COST278 and ISCA Tutorial and Research Workshop (ITRW) on Robustness Issues in Conversational Interaction
University of East Anglia, Norwich, UK
This paper intends to summarize recent developments and experimental results related to Automatic Speech Recognition (ASR) using signals captured with a throat-microphone. Due to the proximity of the sensor to the voice source, the signal is naturally less subject to background noise. This however yields speech sounds that have different frequency contents than with traditional microphones, and requires having specific acoustic models. We propose to use the information from both signals by combining the probability vectors provided by both acoustic models.

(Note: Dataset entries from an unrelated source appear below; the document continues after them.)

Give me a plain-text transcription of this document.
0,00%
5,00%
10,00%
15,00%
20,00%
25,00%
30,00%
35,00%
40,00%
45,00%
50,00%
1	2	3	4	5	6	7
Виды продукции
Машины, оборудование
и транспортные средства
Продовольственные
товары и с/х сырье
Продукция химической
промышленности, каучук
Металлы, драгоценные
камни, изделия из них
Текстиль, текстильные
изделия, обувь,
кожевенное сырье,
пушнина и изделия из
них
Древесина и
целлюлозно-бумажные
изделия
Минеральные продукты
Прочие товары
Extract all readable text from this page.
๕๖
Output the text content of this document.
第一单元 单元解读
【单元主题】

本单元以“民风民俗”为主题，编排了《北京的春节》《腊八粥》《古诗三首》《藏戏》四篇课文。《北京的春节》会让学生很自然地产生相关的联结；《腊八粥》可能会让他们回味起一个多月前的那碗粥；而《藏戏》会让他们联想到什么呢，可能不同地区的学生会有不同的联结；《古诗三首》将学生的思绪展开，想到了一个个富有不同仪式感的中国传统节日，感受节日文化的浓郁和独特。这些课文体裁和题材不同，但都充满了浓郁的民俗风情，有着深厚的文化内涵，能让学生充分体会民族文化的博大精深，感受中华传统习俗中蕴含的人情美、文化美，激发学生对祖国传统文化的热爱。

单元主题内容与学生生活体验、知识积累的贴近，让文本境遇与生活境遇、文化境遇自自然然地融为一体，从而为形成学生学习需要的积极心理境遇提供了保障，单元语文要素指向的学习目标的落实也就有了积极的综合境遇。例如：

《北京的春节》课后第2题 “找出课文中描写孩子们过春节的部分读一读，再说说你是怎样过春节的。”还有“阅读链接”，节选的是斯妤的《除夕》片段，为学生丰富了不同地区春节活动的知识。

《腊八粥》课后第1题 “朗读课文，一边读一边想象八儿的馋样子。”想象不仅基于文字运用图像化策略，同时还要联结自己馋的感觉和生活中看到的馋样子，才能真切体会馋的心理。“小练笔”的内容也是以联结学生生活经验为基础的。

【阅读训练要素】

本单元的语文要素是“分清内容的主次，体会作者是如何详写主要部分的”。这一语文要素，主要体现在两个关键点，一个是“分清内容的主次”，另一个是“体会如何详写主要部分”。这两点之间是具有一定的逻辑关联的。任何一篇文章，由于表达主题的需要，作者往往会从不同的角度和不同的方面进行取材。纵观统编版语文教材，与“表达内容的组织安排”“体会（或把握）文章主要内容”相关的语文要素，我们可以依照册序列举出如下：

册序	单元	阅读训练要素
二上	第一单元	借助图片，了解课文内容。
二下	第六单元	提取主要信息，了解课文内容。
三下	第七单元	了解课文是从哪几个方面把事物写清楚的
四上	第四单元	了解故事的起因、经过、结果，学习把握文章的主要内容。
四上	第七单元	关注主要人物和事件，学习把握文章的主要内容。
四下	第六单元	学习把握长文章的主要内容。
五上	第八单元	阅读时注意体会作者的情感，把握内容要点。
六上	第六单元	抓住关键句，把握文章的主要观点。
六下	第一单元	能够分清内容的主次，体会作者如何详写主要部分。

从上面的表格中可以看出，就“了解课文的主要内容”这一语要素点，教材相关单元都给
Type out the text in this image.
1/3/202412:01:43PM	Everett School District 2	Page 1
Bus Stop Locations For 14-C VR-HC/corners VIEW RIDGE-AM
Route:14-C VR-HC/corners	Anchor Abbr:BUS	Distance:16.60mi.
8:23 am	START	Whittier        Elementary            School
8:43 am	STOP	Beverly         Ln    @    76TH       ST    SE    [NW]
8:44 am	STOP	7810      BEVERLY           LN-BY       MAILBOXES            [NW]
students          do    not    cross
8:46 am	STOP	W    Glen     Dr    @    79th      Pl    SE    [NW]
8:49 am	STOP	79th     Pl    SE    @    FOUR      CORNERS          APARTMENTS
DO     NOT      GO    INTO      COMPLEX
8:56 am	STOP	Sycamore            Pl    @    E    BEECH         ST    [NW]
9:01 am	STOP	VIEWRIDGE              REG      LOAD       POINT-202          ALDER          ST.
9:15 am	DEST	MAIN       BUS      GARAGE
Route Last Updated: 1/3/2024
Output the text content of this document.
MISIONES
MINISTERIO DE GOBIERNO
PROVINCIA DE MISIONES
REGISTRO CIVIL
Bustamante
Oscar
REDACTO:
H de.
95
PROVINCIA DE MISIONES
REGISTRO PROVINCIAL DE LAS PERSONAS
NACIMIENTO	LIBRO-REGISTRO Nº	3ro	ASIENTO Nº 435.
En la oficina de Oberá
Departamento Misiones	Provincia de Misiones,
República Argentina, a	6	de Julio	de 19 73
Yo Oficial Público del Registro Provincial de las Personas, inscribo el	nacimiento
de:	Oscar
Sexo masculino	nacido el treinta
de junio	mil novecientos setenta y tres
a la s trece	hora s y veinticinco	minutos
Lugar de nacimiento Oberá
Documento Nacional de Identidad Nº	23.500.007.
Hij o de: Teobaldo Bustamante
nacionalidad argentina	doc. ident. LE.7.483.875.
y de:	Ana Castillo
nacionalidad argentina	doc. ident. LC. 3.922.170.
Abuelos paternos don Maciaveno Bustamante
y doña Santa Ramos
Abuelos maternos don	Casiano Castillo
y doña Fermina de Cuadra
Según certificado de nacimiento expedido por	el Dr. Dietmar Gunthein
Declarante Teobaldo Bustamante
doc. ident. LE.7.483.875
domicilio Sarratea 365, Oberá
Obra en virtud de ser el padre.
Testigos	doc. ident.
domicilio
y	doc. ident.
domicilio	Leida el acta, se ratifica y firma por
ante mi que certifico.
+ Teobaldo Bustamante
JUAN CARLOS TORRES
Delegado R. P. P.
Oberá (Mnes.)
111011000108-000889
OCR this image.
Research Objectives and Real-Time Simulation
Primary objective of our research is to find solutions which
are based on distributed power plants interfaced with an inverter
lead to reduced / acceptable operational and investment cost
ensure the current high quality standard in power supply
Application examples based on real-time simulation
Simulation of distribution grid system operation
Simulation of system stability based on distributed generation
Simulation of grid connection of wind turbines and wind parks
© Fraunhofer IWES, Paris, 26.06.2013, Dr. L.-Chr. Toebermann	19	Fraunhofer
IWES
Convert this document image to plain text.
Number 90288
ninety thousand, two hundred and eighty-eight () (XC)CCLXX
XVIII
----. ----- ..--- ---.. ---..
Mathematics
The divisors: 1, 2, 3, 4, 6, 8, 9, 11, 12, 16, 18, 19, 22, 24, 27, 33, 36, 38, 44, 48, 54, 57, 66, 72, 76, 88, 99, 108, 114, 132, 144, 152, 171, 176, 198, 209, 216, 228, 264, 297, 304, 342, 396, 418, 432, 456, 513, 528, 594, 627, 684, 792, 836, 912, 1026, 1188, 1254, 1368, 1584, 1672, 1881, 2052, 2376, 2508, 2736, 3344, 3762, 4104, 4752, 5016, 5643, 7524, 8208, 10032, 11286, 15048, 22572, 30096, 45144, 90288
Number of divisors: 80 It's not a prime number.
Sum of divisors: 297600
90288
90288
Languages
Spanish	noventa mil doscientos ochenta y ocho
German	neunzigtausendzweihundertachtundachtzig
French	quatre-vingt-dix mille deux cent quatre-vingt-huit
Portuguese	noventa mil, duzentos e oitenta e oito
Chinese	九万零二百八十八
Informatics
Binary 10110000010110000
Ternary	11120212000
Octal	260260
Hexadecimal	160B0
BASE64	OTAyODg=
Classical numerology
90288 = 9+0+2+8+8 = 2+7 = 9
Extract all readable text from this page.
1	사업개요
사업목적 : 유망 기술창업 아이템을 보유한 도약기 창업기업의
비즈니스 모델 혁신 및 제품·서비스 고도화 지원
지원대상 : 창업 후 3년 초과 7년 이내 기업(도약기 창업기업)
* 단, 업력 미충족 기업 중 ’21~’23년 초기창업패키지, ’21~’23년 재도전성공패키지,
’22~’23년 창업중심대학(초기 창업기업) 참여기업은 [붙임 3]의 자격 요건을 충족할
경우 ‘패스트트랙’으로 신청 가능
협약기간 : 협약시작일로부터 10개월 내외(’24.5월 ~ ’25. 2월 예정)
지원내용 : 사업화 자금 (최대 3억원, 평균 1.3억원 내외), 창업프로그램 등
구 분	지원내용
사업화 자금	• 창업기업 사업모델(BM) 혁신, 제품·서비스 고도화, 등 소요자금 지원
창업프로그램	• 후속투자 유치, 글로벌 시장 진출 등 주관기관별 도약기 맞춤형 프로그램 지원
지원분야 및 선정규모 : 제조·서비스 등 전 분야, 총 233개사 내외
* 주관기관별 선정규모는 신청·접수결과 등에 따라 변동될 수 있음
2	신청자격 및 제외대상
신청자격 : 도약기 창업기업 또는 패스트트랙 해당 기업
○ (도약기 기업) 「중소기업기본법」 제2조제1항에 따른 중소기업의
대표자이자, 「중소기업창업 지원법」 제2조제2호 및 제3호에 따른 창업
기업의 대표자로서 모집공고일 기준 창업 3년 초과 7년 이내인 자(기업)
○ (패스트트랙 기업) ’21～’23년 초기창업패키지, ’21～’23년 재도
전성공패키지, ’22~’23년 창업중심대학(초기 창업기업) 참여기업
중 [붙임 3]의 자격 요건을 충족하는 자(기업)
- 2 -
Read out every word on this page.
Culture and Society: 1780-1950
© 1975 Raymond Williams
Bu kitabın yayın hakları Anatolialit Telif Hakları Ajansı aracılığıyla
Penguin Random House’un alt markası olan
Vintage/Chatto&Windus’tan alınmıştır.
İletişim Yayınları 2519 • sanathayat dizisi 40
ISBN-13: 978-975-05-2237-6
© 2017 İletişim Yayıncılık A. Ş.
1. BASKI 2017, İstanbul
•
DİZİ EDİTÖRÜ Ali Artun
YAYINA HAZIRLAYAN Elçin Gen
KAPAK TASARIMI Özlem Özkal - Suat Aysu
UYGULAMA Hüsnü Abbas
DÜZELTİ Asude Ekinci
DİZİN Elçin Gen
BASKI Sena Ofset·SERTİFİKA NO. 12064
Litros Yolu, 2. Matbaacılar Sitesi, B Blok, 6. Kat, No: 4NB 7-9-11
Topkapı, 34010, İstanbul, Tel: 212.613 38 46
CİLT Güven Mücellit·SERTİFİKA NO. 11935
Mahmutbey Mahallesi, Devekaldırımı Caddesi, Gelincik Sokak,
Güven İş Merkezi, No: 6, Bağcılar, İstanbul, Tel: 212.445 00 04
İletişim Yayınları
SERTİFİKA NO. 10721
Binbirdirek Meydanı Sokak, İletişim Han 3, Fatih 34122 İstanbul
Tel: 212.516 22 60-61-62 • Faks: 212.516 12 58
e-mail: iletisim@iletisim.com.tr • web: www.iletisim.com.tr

The systems are evaluated on a connected digit recognition task in French. A database has been recorded for both training the acoustic models and for testing the whole setup. It contains both throat and .ordinary. close-talk signals. To avoid any possibly unrealistic assumption on the effect of noise on each signal, the test portion has been acquired using a background noise played back through loudspeakers.
The ASR experiments that we achieved demonstrate the benefit of using alternative microphones. Relative recognition improvements as high as 80% were obtained on sequences of digits recorded in loud musical environment.
Bibliographic reference. Dupont, Stéphane / Ris, Christophe / Bachelart, Damien (2004): "Combined use of close-talk and throat microphones for improved speech recognition under non-stationary background noise", In Robust2004, paper 31.